Schira eventually got the all-clear, then both women’s thoughts turned to her daughter Mimi (26).
“When my grandmother got cancer, I was lucky I was only 10 and oblivious,” Mimi said. “But to come home and hear my mum tell me she had it, my world stopped. She has always been a very positive person and so she didn’t tell me she had breast cancer, she said: ‘Mimi I have a little bit of breast cancer.’ We were standing at the island in the kitchen and I had no words. All I could say was ‘oh mum’ and I threw my arms around her.
“I was terrified that I was next because both my grandmother and my mum had it. But because of breakthrough treatments in the last 10 years my mum was able to have genetic testing and it came back clear.
“It was a huge relief. We have always been best friends but breast cancer brought us closer together. Even when mum was having surgery I was shaking and my grandmother said ‘right we are going out for lunch’. She was my best friend that day.”
The three were speaking as they launched the 100K in 30 Days event, which raised €1.7m for Breast Cancer Ireland last year.
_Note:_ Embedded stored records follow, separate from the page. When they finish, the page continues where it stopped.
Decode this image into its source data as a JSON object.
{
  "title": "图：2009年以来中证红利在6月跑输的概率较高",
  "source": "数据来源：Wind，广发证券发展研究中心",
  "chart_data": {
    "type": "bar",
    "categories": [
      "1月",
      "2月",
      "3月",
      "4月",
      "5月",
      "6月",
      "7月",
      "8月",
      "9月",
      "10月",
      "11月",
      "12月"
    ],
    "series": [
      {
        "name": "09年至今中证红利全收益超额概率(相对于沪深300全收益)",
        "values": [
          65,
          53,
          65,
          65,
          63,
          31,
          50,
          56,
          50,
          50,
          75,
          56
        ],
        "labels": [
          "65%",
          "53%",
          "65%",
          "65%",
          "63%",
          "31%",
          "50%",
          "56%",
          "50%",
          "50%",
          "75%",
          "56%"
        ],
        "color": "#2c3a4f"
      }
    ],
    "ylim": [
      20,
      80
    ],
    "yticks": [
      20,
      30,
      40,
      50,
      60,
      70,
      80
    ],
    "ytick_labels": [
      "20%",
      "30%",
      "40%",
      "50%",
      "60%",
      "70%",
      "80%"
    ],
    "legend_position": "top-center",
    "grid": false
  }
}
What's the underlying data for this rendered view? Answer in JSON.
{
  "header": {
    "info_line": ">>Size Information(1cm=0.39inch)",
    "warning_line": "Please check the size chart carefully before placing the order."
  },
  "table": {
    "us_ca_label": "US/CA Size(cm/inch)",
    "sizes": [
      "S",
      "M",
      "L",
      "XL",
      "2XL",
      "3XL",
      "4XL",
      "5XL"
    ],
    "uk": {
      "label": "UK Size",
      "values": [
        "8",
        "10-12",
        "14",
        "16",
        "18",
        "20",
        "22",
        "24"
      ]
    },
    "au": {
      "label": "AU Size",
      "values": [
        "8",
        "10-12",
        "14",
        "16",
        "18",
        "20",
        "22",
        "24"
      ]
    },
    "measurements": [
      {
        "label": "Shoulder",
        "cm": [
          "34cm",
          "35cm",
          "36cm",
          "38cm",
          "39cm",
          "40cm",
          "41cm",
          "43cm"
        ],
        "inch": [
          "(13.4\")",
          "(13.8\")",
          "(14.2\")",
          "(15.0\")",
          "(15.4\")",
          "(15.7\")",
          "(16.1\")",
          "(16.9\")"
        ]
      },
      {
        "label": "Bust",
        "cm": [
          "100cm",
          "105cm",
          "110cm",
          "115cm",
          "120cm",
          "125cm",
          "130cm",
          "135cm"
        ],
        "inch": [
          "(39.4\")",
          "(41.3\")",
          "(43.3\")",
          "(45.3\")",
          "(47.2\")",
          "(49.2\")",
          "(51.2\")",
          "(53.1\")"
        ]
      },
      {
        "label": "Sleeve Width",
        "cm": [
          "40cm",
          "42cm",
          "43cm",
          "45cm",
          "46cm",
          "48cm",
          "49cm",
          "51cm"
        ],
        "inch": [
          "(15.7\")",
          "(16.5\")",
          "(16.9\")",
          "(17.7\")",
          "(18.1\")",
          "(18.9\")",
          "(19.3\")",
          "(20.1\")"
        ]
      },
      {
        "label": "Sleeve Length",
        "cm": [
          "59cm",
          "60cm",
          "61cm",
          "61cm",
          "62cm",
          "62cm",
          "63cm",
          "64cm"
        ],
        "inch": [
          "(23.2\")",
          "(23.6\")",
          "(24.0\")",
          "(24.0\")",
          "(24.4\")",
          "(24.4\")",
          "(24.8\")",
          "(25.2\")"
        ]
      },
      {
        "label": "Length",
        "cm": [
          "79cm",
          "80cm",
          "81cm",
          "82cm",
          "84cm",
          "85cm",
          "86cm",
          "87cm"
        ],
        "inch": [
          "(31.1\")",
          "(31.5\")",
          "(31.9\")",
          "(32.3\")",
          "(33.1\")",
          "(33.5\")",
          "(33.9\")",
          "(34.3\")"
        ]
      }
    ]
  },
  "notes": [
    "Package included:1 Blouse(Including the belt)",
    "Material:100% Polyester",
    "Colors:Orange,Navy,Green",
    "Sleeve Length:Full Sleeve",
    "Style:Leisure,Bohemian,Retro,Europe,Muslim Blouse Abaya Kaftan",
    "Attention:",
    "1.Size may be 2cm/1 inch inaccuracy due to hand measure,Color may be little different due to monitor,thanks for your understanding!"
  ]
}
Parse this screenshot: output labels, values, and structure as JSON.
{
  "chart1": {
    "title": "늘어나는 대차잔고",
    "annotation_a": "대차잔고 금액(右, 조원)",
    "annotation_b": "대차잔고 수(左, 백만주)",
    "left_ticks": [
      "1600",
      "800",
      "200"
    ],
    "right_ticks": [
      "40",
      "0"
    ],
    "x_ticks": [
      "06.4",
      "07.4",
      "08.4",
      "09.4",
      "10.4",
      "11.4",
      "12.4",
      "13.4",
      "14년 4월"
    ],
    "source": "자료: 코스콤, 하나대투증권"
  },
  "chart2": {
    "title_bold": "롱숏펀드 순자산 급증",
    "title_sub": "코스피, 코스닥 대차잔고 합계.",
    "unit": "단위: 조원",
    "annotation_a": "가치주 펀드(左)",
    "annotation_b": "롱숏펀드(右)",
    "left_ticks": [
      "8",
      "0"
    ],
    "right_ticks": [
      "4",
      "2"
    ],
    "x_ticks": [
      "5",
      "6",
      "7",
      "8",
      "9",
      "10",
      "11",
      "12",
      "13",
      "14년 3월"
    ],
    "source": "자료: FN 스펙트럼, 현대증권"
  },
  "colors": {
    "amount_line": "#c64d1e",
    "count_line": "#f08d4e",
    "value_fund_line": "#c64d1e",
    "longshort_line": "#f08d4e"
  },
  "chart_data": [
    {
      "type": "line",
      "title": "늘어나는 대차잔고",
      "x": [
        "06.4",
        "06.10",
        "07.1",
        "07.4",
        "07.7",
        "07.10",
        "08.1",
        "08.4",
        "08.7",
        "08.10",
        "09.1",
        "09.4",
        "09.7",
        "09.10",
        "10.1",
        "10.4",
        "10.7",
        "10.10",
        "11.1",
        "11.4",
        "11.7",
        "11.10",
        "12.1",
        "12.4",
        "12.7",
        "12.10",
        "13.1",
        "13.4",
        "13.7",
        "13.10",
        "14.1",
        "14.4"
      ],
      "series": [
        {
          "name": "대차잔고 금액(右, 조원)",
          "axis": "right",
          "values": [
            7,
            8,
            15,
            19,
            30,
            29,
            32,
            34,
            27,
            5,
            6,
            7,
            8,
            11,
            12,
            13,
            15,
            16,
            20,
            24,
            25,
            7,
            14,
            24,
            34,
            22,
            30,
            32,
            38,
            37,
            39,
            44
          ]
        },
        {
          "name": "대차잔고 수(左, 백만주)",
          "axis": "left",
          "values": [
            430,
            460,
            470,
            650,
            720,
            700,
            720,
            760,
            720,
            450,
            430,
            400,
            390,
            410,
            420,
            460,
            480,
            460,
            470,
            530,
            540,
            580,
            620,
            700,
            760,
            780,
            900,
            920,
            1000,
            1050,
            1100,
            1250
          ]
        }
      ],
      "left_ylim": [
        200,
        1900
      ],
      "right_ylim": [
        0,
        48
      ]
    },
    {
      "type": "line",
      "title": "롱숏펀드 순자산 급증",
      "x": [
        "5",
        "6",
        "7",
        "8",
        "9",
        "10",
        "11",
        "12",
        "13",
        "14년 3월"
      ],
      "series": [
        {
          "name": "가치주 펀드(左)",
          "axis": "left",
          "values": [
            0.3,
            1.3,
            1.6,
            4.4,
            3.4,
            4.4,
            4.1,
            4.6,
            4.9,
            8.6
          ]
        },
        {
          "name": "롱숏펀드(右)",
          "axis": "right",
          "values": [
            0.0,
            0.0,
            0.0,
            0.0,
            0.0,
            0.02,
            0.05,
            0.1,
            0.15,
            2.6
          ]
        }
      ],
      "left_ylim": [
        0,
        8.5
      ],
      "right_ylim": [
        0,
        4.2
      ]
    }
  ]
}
Organisers are calling on everyone to join the #pinkarmy and take part in the June event. Registration is now open at www.100kin30days.ie.
The launch comes after reports in recent days that a “treasure trove” of clues about the causes of cancer have been found by researchers in Cambridge University, which will pave the way for better treatments and strategies to beat the disease.
Patricia, a former nurse, said: “People say there is so much cancer now but it is because it’s being diagnosed more and earlier with modern technology. Far more people recover from cancer than don’t and that’s not said enough. It’s why all this research and fundraising is so important.”